La même mésaventure était arrivée à Herbert Hoover en 1929: le président de la Cour suprême avait quasiment réinventé le texte constitutionnel.

Le froid

A partir de 1937, l'»Inauguration day" est avancé au 20 janvier, en plein hiver.

En janvier 1961, l’armée fait fondre au lance-flammes une couche de 20 centimètres de neige fraîche sur l’artère du traditionnel défilé entre le Capitole et la Maison Blanche.

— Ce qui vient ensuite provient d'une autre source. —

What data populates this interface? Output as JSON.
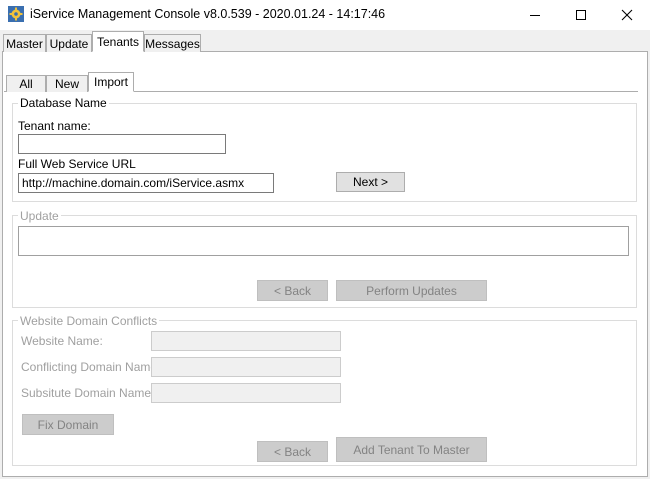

Kennedy prononce son discours par -5°C.

En 1985, Ronald Reagan, 73 ans, se réfugie à l’intérieur du Capitole pour prêter serment, laissant la foule et ses 140.000 invités patienter dehors où le thermomètre affiche -13°C.

Les mots qui restent

Quelques grandes phrases tirées des discours inauguraux sont restées dans les livres d’histoire.

«La seule chose dont il faut avoir peur, c’est de la peur elle-même», lance Franklin D. Roosevelt le 4 mars 1933, en pleine Dépression.

Le 20 janvier 1961, John Fitzgerald Kennedy exhorte ses compatriotes: «Ne vous demandez pas ce que votre pays peut faire pour vous, mais demandez-vous ce que vous pouvez faire pour votre pays!".

«Le carnage s’arrête ici et maintenant», s’écrie Donald Trump le 20 janvier 2017, promettant de rendre au «peuple», le pouvoir que l’establishment washingtonien lui a «volé». «Quel ramassis de conneries bizarres!", s’exclame le président George W. Bush à l’adresse d’Hillary Clinton.

Pour sa seconde investiture en 1793, George Washington prononce le discours le plus court: 135 mots à peine contre une allocution de plus de deux heures pour le président William H. Harrison en 1841. Ce dernier, arrivé à cheval, sans manteau ni chapeau par un froid mordant, mourait un mois plus tard d’une pneumonie.